Grab A Bunk In The Dot-Com Dorm
airrage writes "According to this Washington Post article, the University of Maryland has created "dot com" like dorms complete will all the necessary executive perks: wood desks, leather chairs, wireless, whiteboards; all to encourage entrepreneurship. Apparently, it's working too. Twenty of the students have created their own start-up firms, and six are already generating revenue."
...if I recall correctly there was language in all the paperwork I signed when I went to school that said something to the effect of 'everything you do while you're attending college belongs to the college'.
Does anyone know of any possible consequenses to this type of arrangement, or if that sort of agreement is even enforcable?
On the other hand, maybe they're just playing the odds that if they throw 100 people together and provide the infrastructure and cell phones, one of them is bound to come up with enough of a marketable idea to make a bajillion dollars.
That's my purse! I don't know you! -- Bobby Hill
What about the ownership of the individual business models or products?
At my university, all products and ideas developed on university owned equipment is property of the university. Is that to say that since the whiteboards and other "idea-inducing" workspaces and utilities are functionally provided by the university, and on university property, should they belong to the university?
Should they and will they are obviously two different questions...
When modding "Informative", please make sure it both has a source and IS actually informative.

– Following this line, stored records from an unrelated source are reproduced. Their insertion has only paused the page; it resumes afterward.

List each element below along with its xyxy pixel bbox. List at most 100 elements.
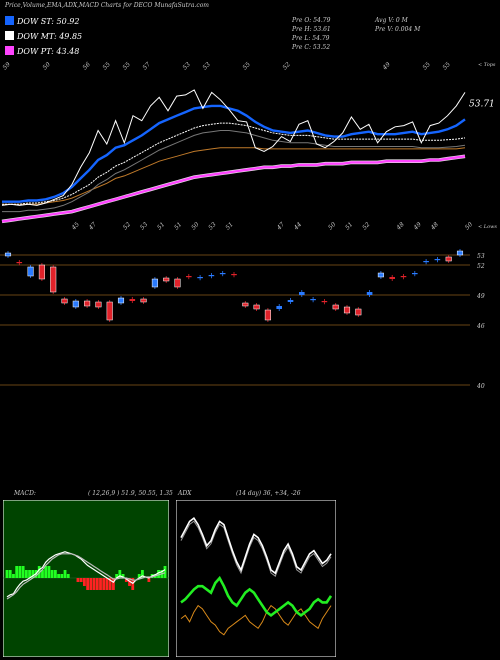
macd-histogram-bar [137,574,141,578]
top-tick-label: 55 [121,61,131,71]
macd-histogram-bar [24,570,28,578]
candle-body [72,300,79,308]
candle-body [332,304,339,310]
low-tick-label: 44 [292,221,303,230]
candle-body [106,301,113,321]
macd-histogram-bar [118,570,122,578]
top-tick-label: 53 [181,61,191,71]
price-tick-label: 40 [476,383,485,390]
top-tick-label: 57 [141,61,151,71]
macd-chart [3,500,169,657]
low-tick-label: 49 [412,221,423,230]
top-tick-label: 59 [1,61,11,71]
low-tick-label: 47 [275,221,286,230]
macd-histogram-bar [41,570,44,578]
macd-line-signal [6,553,166,600]
low-tick-label: 53 [139,221,149,230]
candle-body [231,274,237,276]
prev-high: Pre H: 53.61 [292,26,331,33]
top-tick-label: 55 [441,61,451,71]
macd-histogram-bar [128,578,131,586]
series-dow-st [2,104,466,203]
adx-params: (14 day) 36, +34, -26 [236,490,301,497]
legend-dow-st-label: DOW ST: 50.92 [17,17,80,26]
candle-body [174,278,181,288]
candle-body [445,256,452,262]
macd-histogram-bar [99,578,102,590]
macd-histogram-bar [15,566,19,578]
macd-params: ( 12,26,9 ) 51.9, 50.55, 1.35 [88,490,173,497]
avg-volume: Avg V: 0 M [375,17,408,24]
candle-body [343,306,351,314]
candle-body [276,306,282,309]
macd-histogram-bar [12,574,15,578]
legend-dow-pt: DOW PT: 43.48 [5,46,79,56]
low-tick-label: 48 [429,221,440,230]
macd-histogram-bar [105,578,109,590]
macd-histogram-bar [121,574,125,578]
adx-background [176,500,336,657]
macd-histogram-bar [28,570,31,578]
low-tick-label: 51 [173,221,183,230]
top-tick-label: 55 [241,61,251,71]
candle-body [355,308,362,316]
prev-open: Pre O: 54.79 [292,17,331,24]
macd-histogram-bar [163,566,167,578]
legend-dow-mt: DOW MT: 49.85 [5,31,82,41]
macd-histogram-bar [89,578,93,590]
last-value-label: 53.71 [469,99,495,109]
macd-histogram-bar [124,578,128,582]
top-tick-label: 53 [201,61,211,71]
series-dow-pt [1,155,466,223]
candle-body [299,292,305,295]
candle-body [264,309,271,321]
macd-histogram-bar [82,578,86,586]
macd-histogram-bar [50,570,54,578]
low-tick-label: 47 [87,221,98,230]
low-tick-label: 51 [156,221,166,230]
candle-body [423,261,429,263]
macd-histogram-bar [102,578,106,590]
macd-line-macd [6,551,166,598]
low-tick-label: 53 [207,221,217,230]
adx-plus-di-shadow [180,520,332,577]
candle-body [321,301,328,303]
macd-histogram-bar [131,578,135,590]
legend-dow-st: DOW ST: 50.92 [5,16,79,26]
macd-histogram-bar [53,570,57,578]
macd-histogram-bar [86,578,90,590]
low-tick-label: 52 [361,221,371,230]
tops-axis-title: < Tops [478,62,496,68]
candle-body [456,250,464,256]
macd-histogram-bar [31,570,35,578]
chart-title: Price,Volume,EMA,ADX,MACD Charts for DEC… [5,2,209,9]
top-tick-label: 50 [41,61,51,71]
price-tick-label: 52 [477,263,485,270]
macd-histogram-bar [57,574,60,578]
candle-body [38,264,45,280]
macd-label: MACD: [14,490,36,497]
legend-dow-st-swatch [5,16,14,25]
top-tick-label: 55 [101,61,111,71]
candle-body [366,292,373,295]
candle-body [4,252,12,257]
candle-body [253,304,260,310]
low-tick-label: 50 [327,221,337,230]
price-tick-label: 53 [477,253,485,260]
prev-low: Pre L: 54.79 [292,35,330,42]
adx-line-minusdi [180,604,332,636]
candle-body [310,299,316,301]
low-tick-label: 48 [395,221,406,230]
low-tick-label: 50 [464,221,474,230]
top-tick-label: 52 [281,61,291,71]
macd-histogram-bar [79,578,83,582]
macd-histogram-bar [157,570,160,578]
candle-body [50,266,57,293]
low-tick-label: 51 [344,221,354,230]
candle-body [140,298,147,303]
macd-histogram-bar [115,574,119,578]
adx-line-adx [180,575,333,618]
top-tick-label: 49 [381,61,392,72]
prev-volume: Pre V: 0.004 M [375,26,421,33]
candle-body [163,277,170,282]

Other privileges of living in South Campus Commons include monthy inspections by the RAs (yes, you do pay money to a private company to live under Resident Life rules -- even though we are technically "off campus" housing). It's not uncommon for the hot water to go out for days at a time, frequently with no notice.
And the kicker? The lease that I signed forbade running a business from my room. In other words, unless they modified the lease for these Hinman CEOs, they're all in violation.
We *definitely* do not live in spaces that would ever be confused with executive furnishings.